Small question about maxwell's equation curl of H

[Tom 4 billion tom]

The first page of this short pdf from MIT sums the starting point to formulate my question:
https://ocw.mit.edu/courses/physics/8-022-physics-ii-electricity-and-magnetism-fall-2006/lecture-notes/lecture29.pdf

We can see that
∇xH = J_free
and
∇xB =μ_o (J_free +∇xM)
∇xB =μ_o (J_free +J_B)

And now my question is, if K_B ≠ 0 , how I can't see its contribution to B in the last equation?
I have been solving problems in class and in them it appears a contribution to B , after using the curl theorem, like this
∫K_B·dl

Thanks for your time

 

[jtbell]

I assume that by $\vec K_B$ you mean the bound surface currents on a magnetized material. These are a subset of the bound current density $\vec J_B$, namely the bound currents that lie on the surface of the material (idealized as an infinitesimally thin sheet) rather than being distributed through the volume of its interior.

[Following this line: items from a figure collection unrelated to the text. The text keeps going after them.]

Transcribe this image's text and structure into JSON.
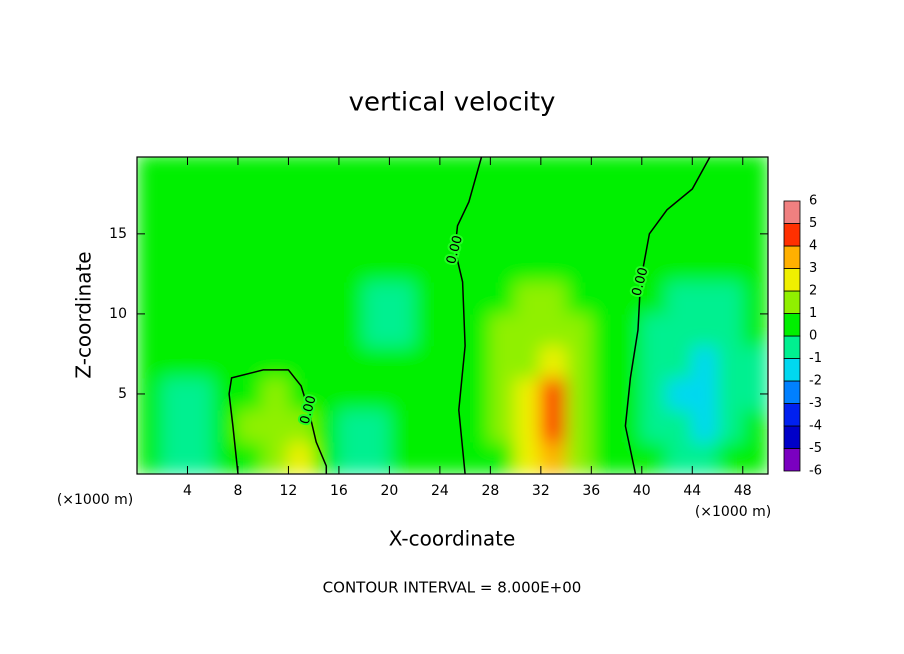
{
  "chart_data": {
    "type": "contour",
    "title": "vertical velocity",
    "x_label": "X-coordinate",
    "y_label": "Z-coordinate",
    "x_unit": "(×1000 m)",
    "y_unit": "(×1000 m)",
    "footer": "CONTOUR INTERVAL = 8.000E+00",
    "xlim": [
      0,
      50
    ],
    "ylim": [
      0,
      19.8
    ],
    "xticks": [
      4,
      8,
      12,
      16,
      20,
      24,
      28,
      32,
      36,
      40,
      44,
      48
    ],
    "yticks": [
      5,
      10,
      15
    ],
    "field": {
      "x": [
        1,
        3,
        5,
        7,
        9,
        11,
        13,
        15,
        17,
        19,
        21,
        23,
        25,
        27,
        29,
        31,
        33,
        35,
        37,
        39,
        41,
        43,
        45,
        47,
        49
      ],
      "z": [
        1,
        3,
        5,
        7,
        9,
        11,
        13,
        15,
        17,
        19
      ],
      "values": [
        [
          0.2,
          -0.3,
          -0.5,
          0.3,
          0.8,
          1.5,
          2.2,
          0.3,
          -0.5,
          -0.3,
          0.2,
          0.2,
          0.3,
          0.5,
          0.8,
          2,
          3,
          1,
          0.3,
          0.2,
          0.2,
          -0.2,
          -0.3,
          0,
          0.2
        ],
        [
          0.2,
          -0.5,
          -0.8,
          0.2,
          1,
          1.5,
          1.2,
          0.3,
          -0.4,
          -0.2,
          0.1,
          0.2,
          0.3,
          0.6,
          1,
          2.5,
          4.2,
          1.5,
          0.4,
          0.2,
          -0.2,
          -0.8,
          -1.2,
          -0.5,
          0
        ],
        [
          0.1,
          -0.3,
          -0.5,
          0.2,
          0.8,
          1.2,
          0.8,
          0.3,
          0,
          0,
          0.1,
          0.2,
          0.3,
          0.6,
          1,
          2.5,
          4.5,
          1.5,
          0.5,
          0.1,
          -0.4,
          -1.2,
          -1.8,
          -1,
          -0.2
        ],
        [
          0.1,
          0.1,
          0,
          0.1,
          0.3,
          0.5,
          0.3,
          0.2,
          0.1,
          0,
          0,
          0.1,
          0.3,
          0.6,
          1,
          1.8,
          2.5,
          1.3,
          0.6,
          0.1,
          -0.3,
          -1,
          -1.5,
          -0.8,
          -0.2
        ],
        [
          0.2,
          0.2,
          0.2,
          0.2,
          0.2,
          0.2,
          0.2,
          0.1,
          0,
          -0.2,
          -0.2,
          0,
          0.3,
          0.7,
          1,
          1.2,
          1.4,
          1,
          0.5,
          0.1,
          -0.2,
          -0.6,
          -0.8,
          -0.4,
          0
        ],
        [
          0.2,
          0.2,
          0.2,
          0.2,
          0.2,
          0.2,
          0.2,
          0.1,
          0,
          -0.2,
          -0.1,
          0.1,
          0.3,
          0.6,
          0.9,
          1,
          1,
          0.8,
          0.5,
          0.2,
          0,
          -0.2,
          -0.3,
          -0.1,
          0.1
        ],
        [
          0.3,
          0.3,
          0.3,
          0.3,
          0.3,
          0.3,
          0.3,
          0.2,
          0.2,
          0.1,
          0.2,
          0.2,
          0.3,
          0.5,
          0.7,
          0.8,
          0.8,
          0.6,
          0.5,
          0.3,
          0.2,
          0.1,
          0,
          0.1,
          0.2
        ],
        [
          0.3,
          0.3,
          0.3,
          0.3,
          0.3,
          0.3,
          0.3,
          0.3,
          0.3,
          0.3,
          0.3,
          0.3,
          0.3,
          0.4,
          0.5,
          0.6,
          0.6,
          0.5,
          0.4,
          0.3,
          0.3,
          0.3,
          0.2,
          0.2,
          0.3
        ],
        [
          0.3,
          0.3,
          0.3,
          0.3,
          0.3,
          0.3,
          0.3,
          0.3,
          0.3,
          0.3,
          0.3,
          0.3,
          0.3,
          0.3,
          0.4,
          0.4,
          0.4,
          0.4,
          0.3,
          0.3,
          0.3,
          0.3,
          0.3,
          0.3,
          0.3
        ],
        [
          0.3,
          0.3,
          0.3,
          0.3,
          0.3,
          0.3,
          0.3,
          0.3,
          0.3,
          0.3,
          0.3,
          0.3,
          0.3,
          0.3,
          0.3,
          0.3,
          0.3,
          0.3,
          0.3,
          0.3,
          0.3,
          0.3,
          0.3,
          0.3,
          0.3
        ]
      ]
    },
    "contours": [
      {
        "level": 0,
        "label": "0.00",
        "x": [
          8,
          7.6,
          7.3,
          7.5,
          10,
          12,
          13,
          13.6,
          14.2,
          15,
          15
        ],
        "z": [
          0,
          3,
          5,
          6,
          6.5,
          6.5,
          5.5,
          4,
          2,
          0.5,
          0
        ]
      },
      {
        "level": 0,
        "label": "0.00",
        "x": [
          26,
          25.5,
          26,
          25.8,
          25.2,
          25.4,
          26.3,
          27.3
        ],
        "z": [
          0,
          4,
          8,
          12,
          14,
          15.5,
          17,
          19.8
        ]
      },
      {
        "level": 0,
        "label": "0.00",
        "x": [
          39.5,
          38.7,
          39.1,
          39.7,
          39.9,
          40.6,
          42,
          44,
          45.4
        ],
        "z": [
          0,
          3,
          6,
          9,
          12,
          15,
          16.5,
          17.8,
          19.8
        ]
      }
    ],
    "colorbar": {
      "ticks": [
        -6,
        -5,
        -4,
        -3,
        -2,
        -1,
        0,
        1,
        2,
        3,
        4,
        5,
        6
      ],
      "colors": [
        "#7a00c0",
        "#0000c8",
        "#0020f0",
        "#0080ff",
        "#00d8f0",
        "#00f090",
        "#00f000",
        "#90f000",
        "#f0f000",
        "#ffb000",
        "#ff3000",
        "#f08080"
      ]
    }
  }
}
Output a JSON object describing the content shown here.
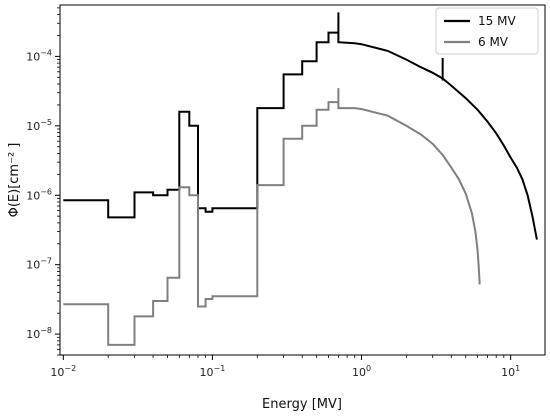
{
  "chart_data": {
    "type": "line",
    "title": "",
    "xlabel": "Energy [MV]",
    "ylabel": "Φ(E)[cm⁻² ]",
    "xscale": "log",
    "yscale": "log",
    "xlim": [
      0.0095,
      17
    ],
    "ylim": [
      5e-09,
      0.00055
    ],
    "x_ticks": [
      {
        "value": 0.01,
        "base": "10",
        "exp": "−2"
      },
      {
        "value": 0.1,
        "base": "10",
        "exp": "−1"
      },
      {
        "value": 1,
        "base": "10",
        "exp": "0"
      },
      {
        "value": 10,
        "base": "10",
        "exp": "1"
      }
    ],
    "y_ticks": [
      {
        "value": 1e-08,
        "base": "10",
        "exp": "−8"
      },
      {
        "value": 1e-07,
        "base": "10",
        "exp": "−7"
      },
      {
        "value": 1e-06,
        "base": "10",
        "exp": "−6"
      },
      {
        "value": 1e-05,
        "base": "10",
        "exp": "−5"
      },
      {
        "value": 0.0001,
        "base": "10",
        "exp": "−4"
      }
    ],
    "grid": false,
    "legend_position": "top-right",
    "series": [
      {
        "name": "15 MV",
        "color": "#000000",
        "step_edges": [
          0.01,
          0.02,
          0.03,
          0.04,
          0.05,
          0.06,
          0.07,
          0.08,
          0.09,
          0.1,
          0.2,
          0.3,
          0.4,
          0.5,
          0.6,
          0.7
        ],
        "step_values": [
          8.5e-07,
          4.8e-07,
          1.1e-06,
          1e-06,
          1.2e-06,
          1.6e-05,
          1e-05,
          6.5e-07,
          5.8e-07,
          6.5e-07,
          1.8e-05,
          5.5e-05,
          8.5e-05,
          0.00016,
          0.00022,
          0.00043
        ],
        "curve_x": [
          0.7,
          0.9,
          1.0,
          1.5,
          2.0,
          2.5,
          3.0,
          3.5,
          4.0,
          5.0,
          6.0,
          7.0,
          8.0,
          9.0,
          10.0,
          11.0,
          12.0,
          13.0,
          14.0,
          15.0
        ],
        "curve_y": [
          0.00016,
          0.000155,
          0.00015,
          0.00012,
          9e-05,
          7e-05,
          5.8e-05,
          4.8e-05,
          3.8e-05,
          2.5e-05,
          1.7e-05,
          1.15e-05,
          7.8e-06,
          5.2e-06,
          3.5e-06,
          2.5e-06,
          1.7e-06,
          1e-06,
          5e-07,
          2.3e-07
        ],
        "spike": {
          "x": 3.5,
          "y_low": 4.5e-05,
          "y_high": 9.5e-05
        }
      },
      {
        "name": "6 MV",
        "color": "#808080",
        "step_edges": [
          0.01,
          0.02,
          0.03,
          0.04,
          0.05,
          0.06,
          0.07,
          0.08,
          0.09,
          0.1,
          0.2,
          0.3,
          0.4,
          0.5,
          0.6,
          0.7
        ],
        "step_values": [
          2.7e-08,
          7e-09,
          1.8e-08,
          3e-08,
          6.5e-08,
          1.3e-06,
          1e-06,
          2.5e-08,
          3.2e-08,
          3.5e-08,
          1.4e-06,
          6.5e-06,
          1e-05,
          1.7e-05,
          2.2e-05,
          3.5e-05
        ],
        "curve_x": [
          0.7,
          0.9,
          1.0,
          1.5,
          2.0,
          2.5,
          3.0,
          3.5,
          4.0,
          4.5,
          5.0,
          5.5,
          5.8,
          6.0,
          6.1,
          6.2
        ],
        "curve_y": [
          1.8e-05,
          1.8e-05,
          1.75e-05,
          1.4e-05,
          1e-05,
          7.5e-06,
          5.5e-06,
          3.8e-06,
          2.5e-06,
          1.7e-06,
          1.05e-06,
          5.5e-07,
          3e-07,
          1.6e-07,
          1e-07,
          5.2e-08
        ]
      }
    ]
  }
}
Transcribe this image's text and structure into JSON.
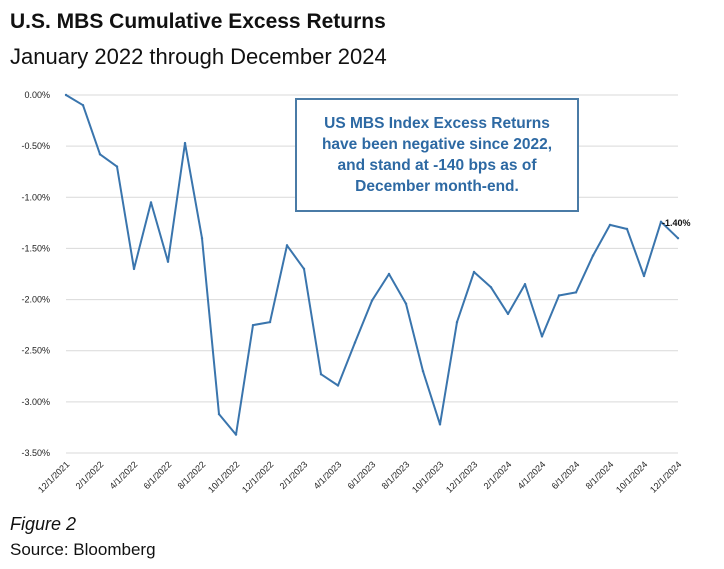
{
  "header": {
    "title": "U.S. MBS Cumulative Excess Returns",
    "subtitle": "January 2022 through December 2024"
  },
  "callout": {
    "text": "US MBS Index Excess Returns have been negative since 2022, and stand at -140 bps as of December month-end."
  },
  "footer": {
    "figure": "Figure 2",
    "source": "Source: Bloomberg"
  },
  "colors": {
    "line": "#3a75ad",
    "grid": "#d9d9d9",
    "callout_text": "#2d69a3"
  },
  "chart_data": {
    "type": "line",
    "title": "U.S. MBS Cumulative Excess Returns",
    "ylim": [
      -3.5,
      0.0
    ],
    "y_ticks": [
      0.0,
      -0.5,
      -1.0,
      -1.5,
      -2.0,
      -2.5,
      -3.0,
      -3.5
    ],
    "y_tick_labels": [
      "0.00%",
      "-0.50%",
      "-1.00%",
      "-1.50%",
      "-2.00%",
      "-2.50%",
      "-3.00%",
      "-3.50%"
    ],
    "x_tick_labels": [
      "12/1/2021",
      "2/1/2022",
      "4/1/2022",
      "6/1/2022",
      "8/1/2022",
      "10/1/2022",
      "12/1/2022",
      "2/1/2023",
      "4/1/2023",
      "6/1/2023",
      "8/1/2023",
      "10/1/2023",
      "12/1/2023",
      "2/1/2024",
      "4/1/2024",
      "6/1/2024",
      "8/1/2024",
      "10/1/2024",
      "12/1/2024"
    ],
    "grid": true,
    "x": [
      "12/1/2021",
      "1/1/2022",
      "2/1/2022",
      "3/1/2022",
      "4/1/2022",
      "5/1/2022",
      "6/1/2022",
      "7/1/2022",
      "8/1/2022",
      "9/1/2022",
      "10/1/2022",
      "11/1/2022",
      "12/1/2022",
      "1/1/2023",
      "2/1/2023",
      "3/1/2023",
      "4/1/2023",
      "5/1/2023",
      "6/1/2023",
      "7/1/2023",
      "8/1/2023",
      "9/1/2023",
      "10/1/2023",
      "11/1/2023",
      "12/1/2023",
      "1/1/2024",
      "2/1/2024",
      "3/1/2024",
      "4/1/2024",
      "5/1/2024",
      "6/1/2024",
      "7/1/2024",
      "8/1/2024",
      "9/1/2024",
      "10/1/2024",
      "11/1/2024",
      "12/1/2024"
    ],
    "series": [
      {
        "values": [
          0.0,
          -0.1,
          -0.58,
          -0.7,
          -1.7,
          -1.05,
          -1.63,
          -0.47,
          -1.4,
          -3.12,
          -3.32,
          -2.25,
          -2.22,
          -1.47,
          -1.7,
          -2.73,
          -2.84,
          -2.42,
          -2.01,
          -1.75,
          -2.04,
          -2.7,
          -3.22,
          -2.22,
          -1.73,
          -1.88,
          -2.14,
          -1.85,
          -2.36,
          -1.96,
          -1.93,
          -1.57,
          -1.27,
          -1.31,
          -1.77,
          -1.24,
          -1.4
        ]
      }
    ],
    "annotations": [
      {
        "x": "12/1/2024",
        "label": "-1.40%"
      }
    ]
  }
}
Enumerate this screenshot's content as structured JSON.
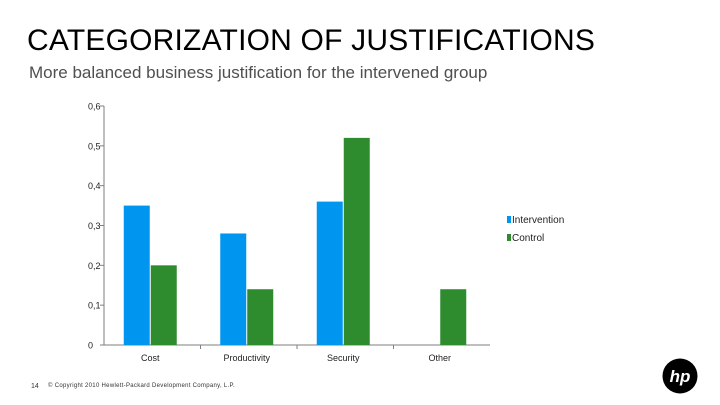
{
  "slide": {
    "title": "CATEGORIZATION OF JUSTIFICATIONS",
    "subtitle": "More balanced business justification for the intervened group",
    "page_number": "14",
    "copyright": "© Copyright 2010 Hewlett-Packard Development Company, L.P.",
    "logo_text": "hp"
  },
  "colors": {
    "intervention": "#0096f0",
    "control": "#2e8b2e",
    "axis": "#7f7f7f",
    "gridline": "#d9d9d9"
  },
  "chart_data": {
    "type": "bar",
    "categories": [
      "Cost",
      "Productivity",
      "Security",
      "Other"
    ],
    "series": [
      {
        "name": "Intervention",
        "values": [
          0.35,
          0.28,
          0.36,
          0
        ]
      },
      {
        "name": "Control",
        "values": [
          0.2,
          0.14,
          0.52,
          0.14
        ]
      }
    ],
    "y_ticks": [
      "0",
      "0,1",
      "0,2",
      "0,3",
      "0,4",
      "0,5",
      "0,6"
    ],
    "ylim": [
      0,
      0.6
    ],
    "grid": false,
    "legend_position": "right",
    "title": "",
    "xlabel": "",
    "ylabel": ""
  }
}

Mathematically I think you might incorporate $\vec K_B$ into the last equation by multiplying it by a Dirac delta function that represents the surface, thereby converting it to a volume current density.

 

[Charles Link]

The evaluation of $\nabla \times \vec{M}$ includes surface currents, and, as by Stokes theorem, the discontinuity in $\vec{M}$ at the boundary results in a surface current per unit length $\vec{K}_m=\vec{M} \times \hat{n}$, that comes from $\nabla \times \vec{M}=\vec{J}_m$. $\\$ Basically, this derivation, (of $\nabla \times \vec{H}=\vec{J}_{free}$), starts with $\vec{B}=\mu_o (\vec{H}+\vec{M})$, and you take the curl of both sides. The derivation of the equation $\vec{B}=\mu_o (\vec{H}+\vec{M})$ can be somewhat lengthy, and the derivation is often omitted in many E&M textbooks. They like to use the analogous electrostatic equation $\vec{D}=\epsilon_o \vec{E} +\vec{P}$, to justify it.

 

[Tom 4 billion tom]

Thank's both, and sorry for replying late. I thing I understood the general idea of your replies but for the moment I am going to look up in the bibliography the said discontinuity at the boundary.

 

[Charles Link]

You will see a similar thing in electrostatics with $-\nabla \cdot \vec{P}=\rho_p$, and $\nabla \cdot {E}=\frac{\rho_{total}}{\epsilon_o}$, where $\rho_{total}=\rho_{free}+\rho_p$ The equation $\nabla \cdot \vec{D}=\rho_{free}$ is a result of using the definition $\vec{D}=\epsilon_o \vec{E}+\vec{P}$. Upon taking the divergence of both sides of the equation, the result $\nabla \cdot \vec{D}=\rho_{free}$ follows. There is a surface polarization charge density $\sigma_p=\vec{P} \cdot \hat{n}$, but this is all part of $-\nabla \cdot {P}=\rho_p$ by applying Gauss' law to the discontinuity in $\vec{P}$. $\\$ And it may also interest you that there is a "pole" model of magnetostatics, analogous to the electrostatic "pole" method, that works with magnetic "pole" density $\rho_m=-\nabla \cdot \vec{M}$, where the magnetic "poles" are sources of $\vec{H}$ using the inverse square law, and magnetic surface currents $\vec{K}_m$ are ignored. The "pole" method also uses the equation $\vec{B}=\mu_o (\vec{H}+\vec{M} )$. Very surprisingly, both methods get the exact same answer for the magnetic field $\vec{B}$. In this "pole" model, free currents in conductors are also considered to be sources of $\vec{H}$, with the $\vec{H}$ determined by a Biot-Savart type equation, but with $\vec{H}=\frac{\vec{B}}{\mu_o}$.